Every unhealthy, unworthy, unproductive person in your life will make you more like them.
They will bring you down and hold you down.
But, because your emotions get involved, or because they guilt trip you, you keep them around.
And, the dead weight of negative, toxic, manipulative people that you have in your life rob you of valuable mental energy, even when they’re not around.
The drama they create permeates.
It’s great to set boundaries.
But, it takes a lot of energy to reinforce those boundaries with toxic headcases.
It’s not worth it — you’ll never win.
The best solution is to take a relationship fast and walk away from everyone in your life that is holding you back.
Even better, take a break from all outside influence.
Get some space and some clarity in your life, and then determine who is a positive and propelling influence in your life towards success.
For everyone else that doesn’t make the cut, walk away and don’t look back.

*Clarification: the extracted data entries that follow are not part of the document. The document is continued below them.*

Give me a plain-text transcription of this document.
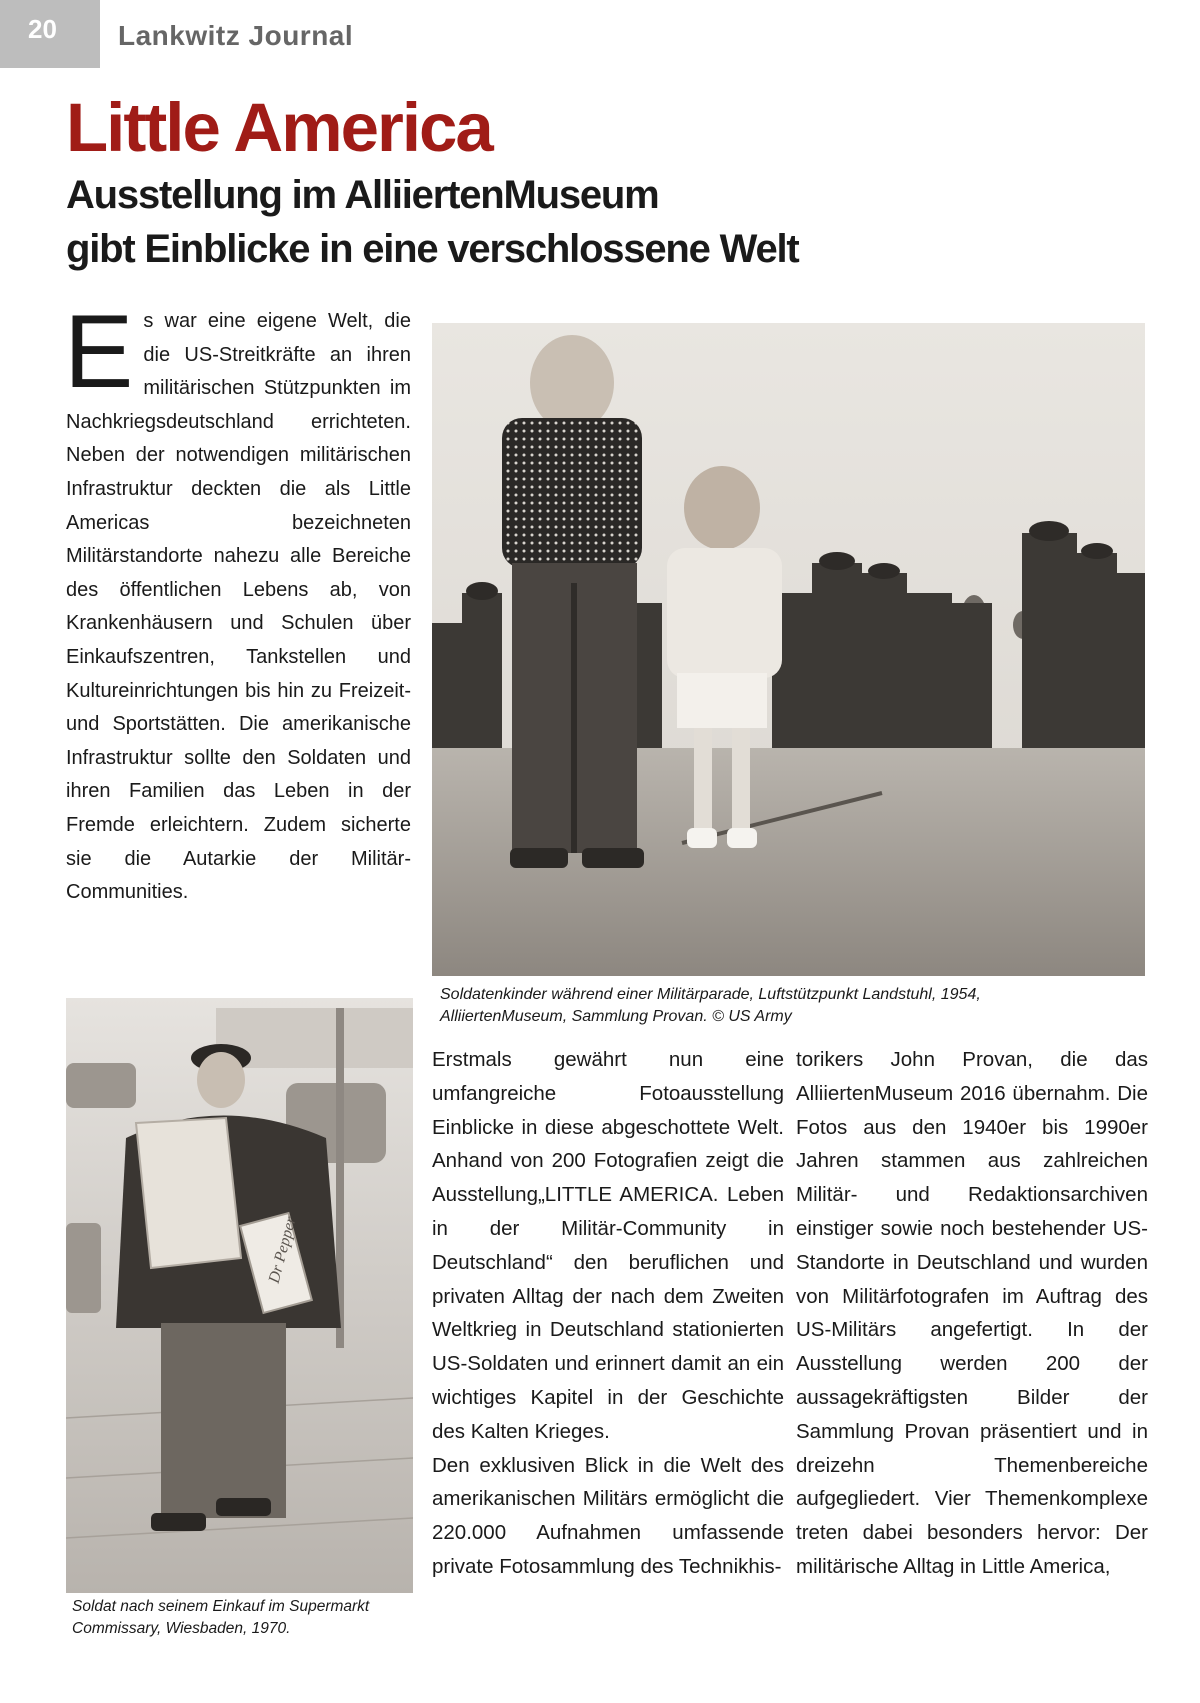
20	Lankwitz Journal
Little America
Ausstellung im AlliiertenMuseum
gibt Einblicke in eine verschlossene Welt
Es war eine eigene Welt, die die US-Streitkräfte an ihren militärischen Stützpunkten im Nachkriegsdeutschland errichteten. Neben der notwendigen militärischen Infrastruktur deckten die als Little Americas bezeichneten Militärstandorte nahezu alle Bereiche des öffentlichen Lebens ab, von Krankenhäusern und Schulen über Einkaufszentren, Tankstellen und Kultureinrichtungen bis hin zu Freizeit- und Sportstätten. Die amerikanische Infrastruktur sollte den Soldaten und ihren Familien das Leben in der Fremde erleichtern. Zudem sicherte sie die Autarkie der Militär-Communities.
Soldatenkinder während einer Militärparade, Luftstützpunkt Landstuhl, 1954,
AlliiertenMuseum, Sammlung Provan. © US Army
Dr Pepper
Soldat nach seinem Einkauf im Supermarkt
Commissary, Wiesbaden, 1970.

Erstmals gewährt nun eine umfangreiche Fotoausstellung Einblicke in diese abgeschottete Welt. Anhand von 200 Fotografien zeigt die Ausstellung„LITTLE AMERICA. Leben in der Militär-Community in Deutschland“ den beruflichen und privaten Alltag der nach dem Zweiten Weltkrieg in Deutschland stationierten US-Soldaten und erinnert damit an ein wichtiges Kapitel in der Geschichte des Kalten Krieges.

Den exklusiven Blick in die Welt des amerikanischen Militärs ermöglicht die 220.000 Aufnahmen umfassende private Fotosammlung des Technikhis-

torikers John Provan, die das AlliiertenMuseum 2016 übernahm. Die Fotos aus den 1940er bis 1990er Jahren stammen aus zahlreichen Militär- und Redaktionsarchiven einstiger sowie noch bestehender US-Standorte in Deutschland und wurden von Militärfotografen im Auftrag des US-Militärs angefertigt. In der Ausstellung werden 200 der aussagekräftigsten Bilder der Sammlung Provan präsentiert und in dreizehn Themenbereiche aufgegliedert. Vier Themenkomplexe treten dabei besonders hervor: Der militärische Alltag in Little America,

3. Go on an information fast.
Go cold turkey on new information for a while.
Research out of Carleton University shows that the average person spends ⅓ of their time opening, reading, and responding to emails.
This translated to 17 hours a week, sending and receiving 86 work-related emails and 25 from home.
Less than 30% of these are urgent.
So, you’re wasting 70% of your time weeding through useless, time-wasting information.
That’s draining your focus, reducing your willpower, and contributing to fatigue.
Email, social media, the news… these are all contributing to compromised self-regulation, while adding to busyness and overwhelm.
This is the opposite of productivity.
Information overload is compromising you.
It’s stealing your edge.
It’s making you confused and inept.
People’s opinions are equally corrupt and distracting.
Everyone’s opinions, that they’re so happy to share with you, only serves to make them feel better about their choices.
If you want to fire up your own life and start making things happen, you’ll separate yourself from public rhetoric, opinion polling, and the rest of the world’s noise.
Say “no” to the chatter and gossip, and clear out your head.
Start trusting yourself.
You know what’s best for your life.
After you’ve had a break, be selective about what you expose yourself to and who you align yourself with.
The first step to getting what you want in life is to get good at saying “no”. Without apologizing. Without waffling. Your mental energy is your greatest asset to reaching your goals. If you don’t learn how to protect your mental energy, you’ll always be at the mercy of distracting tasks, people, and information. Taking control of your environment, the people you spend time with, and the information you allow into your life, will give you freedom to both release and protect your mental energy.